There are two ways to harvest Irish Moss. The first, and most common, requires a license and is done from a fishing boat in the shallow water just off the shore. This fishery utilizes the same type of boat that is used in countless other Island fisheries including lobster, tuna and groundfish. The moss fishing season runs from early summer to late autumn. The method of harvesting from a boat is really a simple procedure. A small fishing vessel hauling upwards of six drags of varying sizes moves slowly and continually around the shallow water where the moss grows. Any moss that may be loose or disengaged from the rocks is picked up by rakes. When the rakes are full, they are raised to the boat using a hauler and a series of pulleys and booms where it is emptied onto the floor of the boat.

When the boat is full, it returns to the harbour where a buyer (often a moss plant owner) waits with a half-ton truck with high sideboards.

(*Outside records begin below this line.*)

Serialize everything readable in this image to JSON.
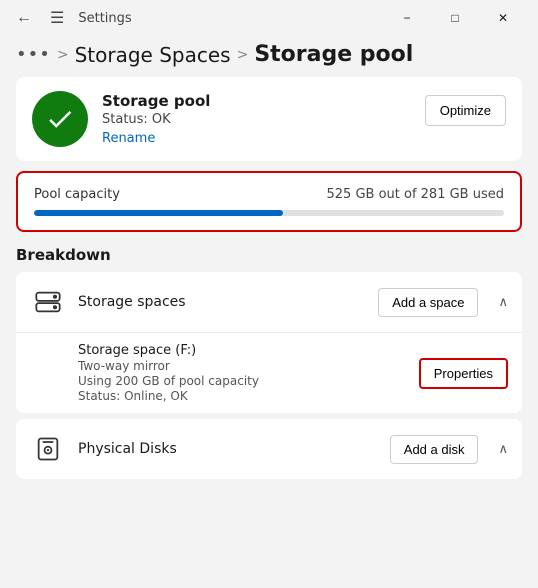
{
  "titlebar": {
    "back_icon": "←",
    "menu_icon": "☰",
    "title": "Settings",
    "minimize_label": "−",
    "maximize_label": "□",
    "close_label": "✕"
  },
  "breadcrumb": {
    "dots": "•••",
    "sep1": ">",
    "link": "Storage Spaces",
    "sep2": ">",
    "current": "Storage pool"
  },
  "pool": {
    "name": "Storage pool",
    "status": "Status: OK",
    "rename": "Rename",
    "optimize_label": "Optimize"
  },
  "capacity": {
    "label": "Pool capacity",
    "value": "525 GB out of 281 GB used",
    "percent": 53
  },
  "breakdown": {
    "title": "Breakdown"
  },
  "storage_spaces": {
    "label": "Storage spaces",
    "add_button": "Add a space",
    "sub_item": {
      "name": "Storage space (F:)",
      "line1": "Two-way mirror",
      "line2": "Using 200 GB of pool capacity",
      "line3": "Status: Online, OK",
      "properties_label": "Properties"
    }
  },
  "physical_disks": {
    "label": "Physical Disks",
    "add_button": "Add a disk"
  }
}
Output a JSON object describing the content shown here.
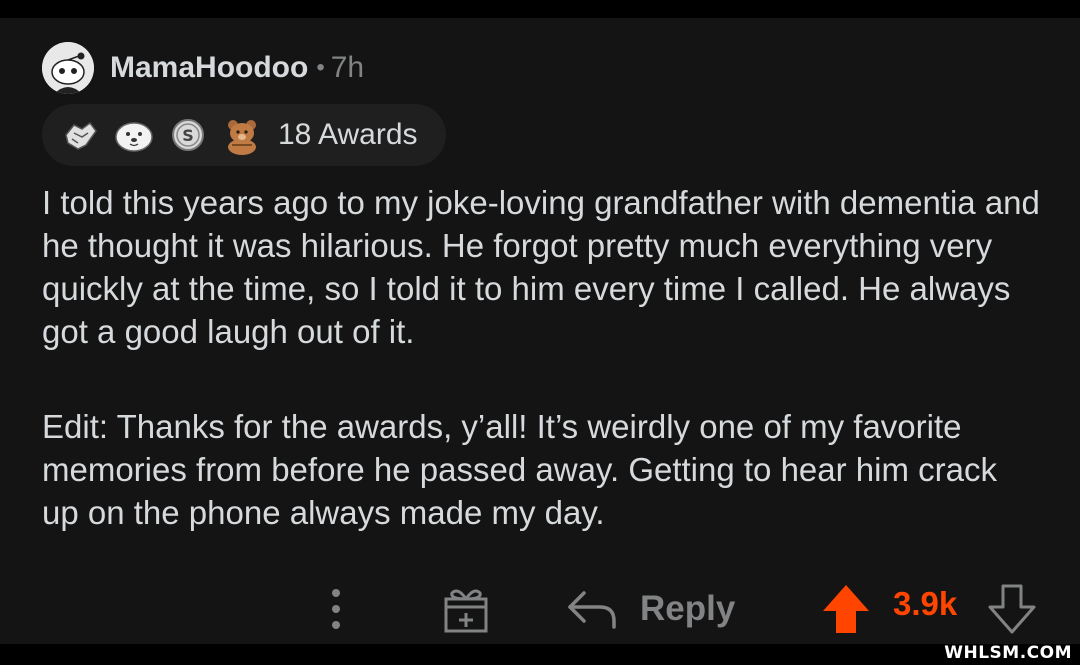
{
  "comment": {
    "author": "MamaHoodoo",
    "separator": "•",
    "time_ago": "7h",
    "awards": {
      "icons": [
        "handshake-award-icon",
        "wholesome-seal-award-icon",
        "silver-award-icon",
        "bear-award-icon"
      ],
      "count_label": "18 Awards"
    },
    "paragraphs": [
      "I told this years ago to my joke-loving grandfather with dementia and he thought it was hilarious. He forgot pretty much everything very quickly at the time, so I told it to him every time I called. He always got a good laugh out of it.",
      "Edit: Thanks for the awards, y’all! It’s weirdly one of my favorite memories from before he passed away. Getting to hear him crack up on the phone always made my day."
    ]
  },
  "actions": {
    "more_icon": "vertical-ellipsis-icon",
    "gift_icon": "gift-award-icon",
    "reply_icon": "reply-arrow-icon",
    "reply_label": "Reply",
    "upvote_icon": "upvote-arrow-icon",
    "score": "3.9k",
    "downvote_icon": "downvote-arrow-icon",
    "upvote_active": true
  },
  "colors": {
    "background": "#141414",
    "text": "#d7dadc",
    "muted": "#818384",
    "upvote": "#ff4500"
  },
  "watermark": "WHLSM.COM"
}
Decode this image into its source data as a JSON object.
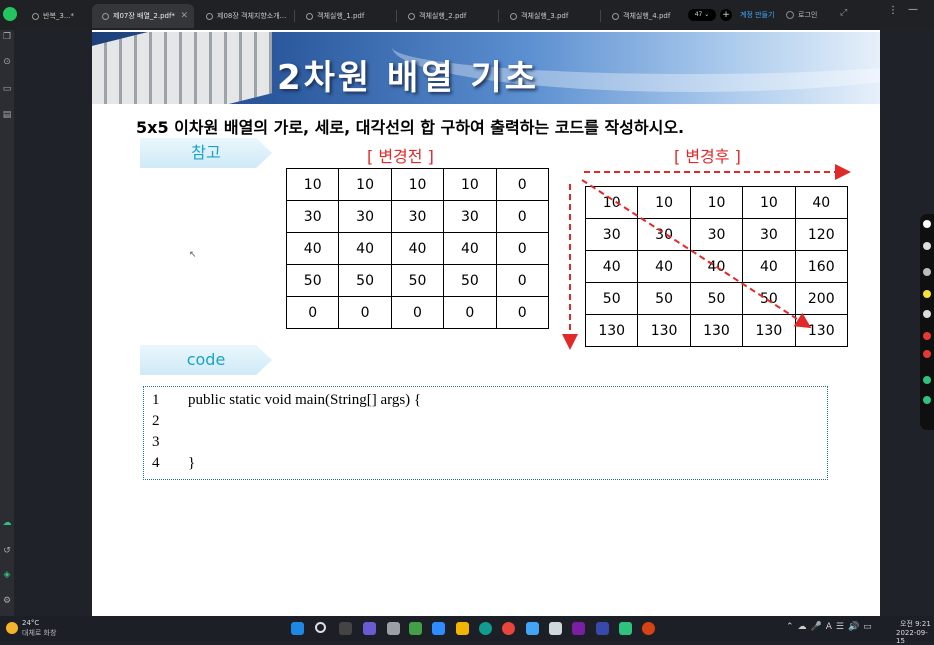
{
  "browser": {
    "tabs": [
      {
        "label": "반복_3...*",
        "active": false
      },
      {
        "label": "제07장 배열_2.pdf*",
        "active": true
      },
      {
        "label": "제08장 객체지향소개...",
        "active": false
      },
      {
        "label": "객체실행_1.pdf",
        "active": false
      },
      {
        "label": "객체실행_2.pdf",
        "active": false
      },
      {
        "label": "객체실행_3.pdf",
        "active": false
      },
      {
        "label": "객체실행_4.pdf",
        "active": false
      }
    ],
    "tab_count": "47",
    "make_button": "계정 만들기",
    "login_button": "로그인"
  },
  "slide": {
    "title": "2차원 배열 기초",
    "instruction": "5x5 이차원 배열의 가로, 세로, 대각선의 합 구하여 출력하는 코드를 작성하시오.",
    "ref_tag": "참고",
    "code_tag": "code",
    "caption_before": "[ 변경전 ]",
    "caption_after": "[ 변경후 ]",
    "grid_before": [
      [
        "10",
        "10",
        "10",
        "10",
        "0"
      ],
      [
        "30",
        "30",
        "30",
        "30",
        "0"
      ],
      [
        "40",
        "40",
        "40",
        "40",
        "0"
      ],
      [
        "50",
        "50",
        "50",
        "50",
        "0"
      ],
      [
        "0",
        "0",
        "0",
        "0",
        "0"
      ]
    ],
    "grid_after": [
      [
        "10",
        "10",
        "10",
        "10",
        "40"
      ],
      [
        "30",
        "30",
        "30",
        "30",
        "120"
      ],
      [
        "40",
        "40",
        "40",
        "40",
        "160"
      ],
      [
        "50",
        "50",
        "50",
        "50",
        "200"
      ],
      [
        "130",
        "130",
        "130",
        "130",
        "130"
      ]
    ],
    "code_lines": [
      {
        "num": "1",
        "text": "    public static void main(String[] args) {"
      },
      {
        "num": "2",
        "text": ""
      },
      {
        "num": "3",
        "text": ""
      },
      {
        "num": "4",
        "text": "    }"
      }
    ]
  },
  "taskbar": {
    "weather_temp": "24°C",
    "weather_desc": "대체로 화창",
    "clock_time": "오전 9:21",
    "clock_date": "2022-09-15"
  },
  "colors": {
    "accent_red": "#e02a2a",
    "tag_text": "#1aa3c8",
    "browser_link": "#3fa9ff"
  }
}
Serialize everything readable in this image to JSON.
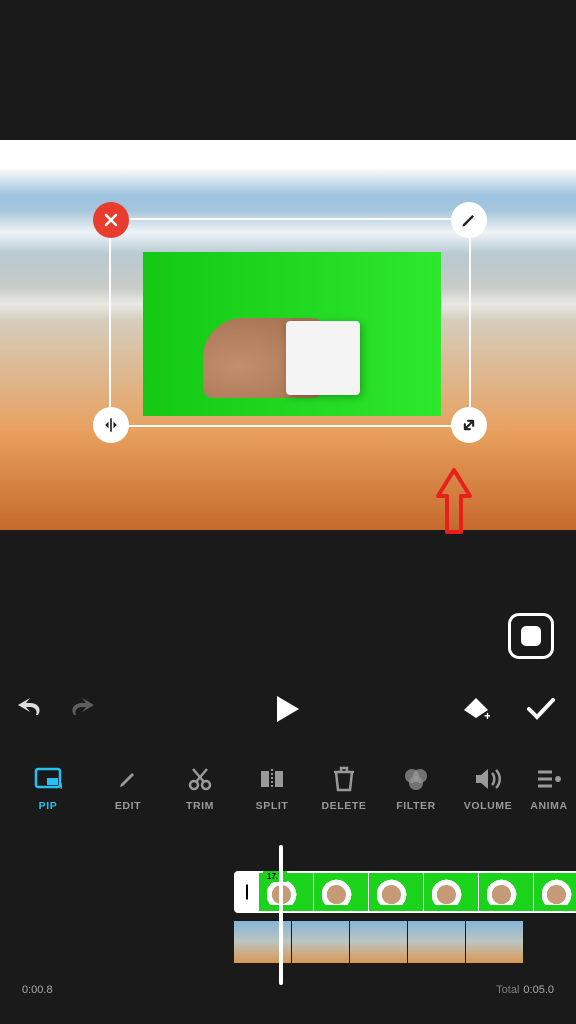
{
  "pip_overlay": {
    "duration_badge": "17.7"
  },
  "toolbar": [
    {
      "key": "pip",
      "label": "PIP",
      "active": true
    },
    {
      "key": "edit",
      "label": "EDIT"
    },
    {
      "key": "trim",
      "label": "TRIM"
    },
    {
      "key": "split",
      "label": "SPLIT"
    },
    {
      "key": "delete",
      "label": "DELETE"
    },
    {
      "key": "filter",
      "label": "FILTER"
    },
    {
      "key": "volume",
      "label": "VOLUME"
    },
    {
      "key": "animation",
      "label": "ANIMA"
    }
  ],
  "pip_track_handle": "|",
  "time": {
    "current": "0:00.8",
    "total_label": "Total",
    "total": "0:05.0"
  }
}
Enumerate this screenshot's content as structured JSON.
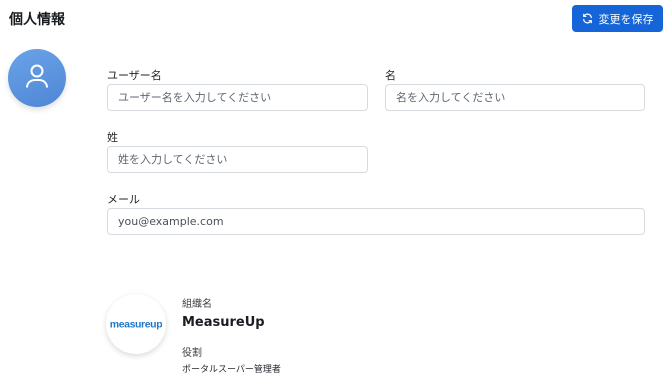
{
  "header": {
    "title": "個人情報",
    "save_label": "変更を保存",
    "save_icon": "refresh-icon"
  },
  "colors": {
    "primary": "#1565d8",
    "avatar": "#5b93de",
    "logo_blue": "#1f78c8"
  },
  "avatar": {
    "icon": "user-icon"
  },
  "form": {
    "username": {
      "label": "ユーザー名",
      "placeholder": "ユーザー名を入力してください",
      "value": ""
    },
    "first_name": {
      "label": "名",
      "placeholder": "名を入力してください",
      "value": ""
    },
    "last_name": {
      "label": "姓",
      "placeholder": "姓を入力してください",
      "value": ""
    },
    "email": {
      "label": "メール",
      "placeholder": "",
      "value": "you@example.com"
    }
  },
  "organization": {
    "logo_text": "measureup",
    "name_label": "組織名",
    "name": "MeasureUp",
    "role_label": "役割",
    "role": "ポータルスーパー管理者"
  }
}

A special hoist on the wharf is used to empty the boat. The fishermen shovel the moss into a container that is raised using the hoist and dumped into the truck. This is repeated until the boat is unloaded the moss is then spread on the ground and sun dried. Fishermen get a much better price for dry moss than they would for wet. In 2004, the rate was 17 cents per pound for wet moss and 42 cents per pound for dry plants.

The other method of taking the moss from the water is as unique as the people who do it. After a storm with high winds washing moss into the more shallow areas, the gathering of moss begins. Moss that is washed up into the very shallow areas is gathered by hand using small hand held nets or long hand rakes. The slightly deeper areas of the shore require horses to collect the moss.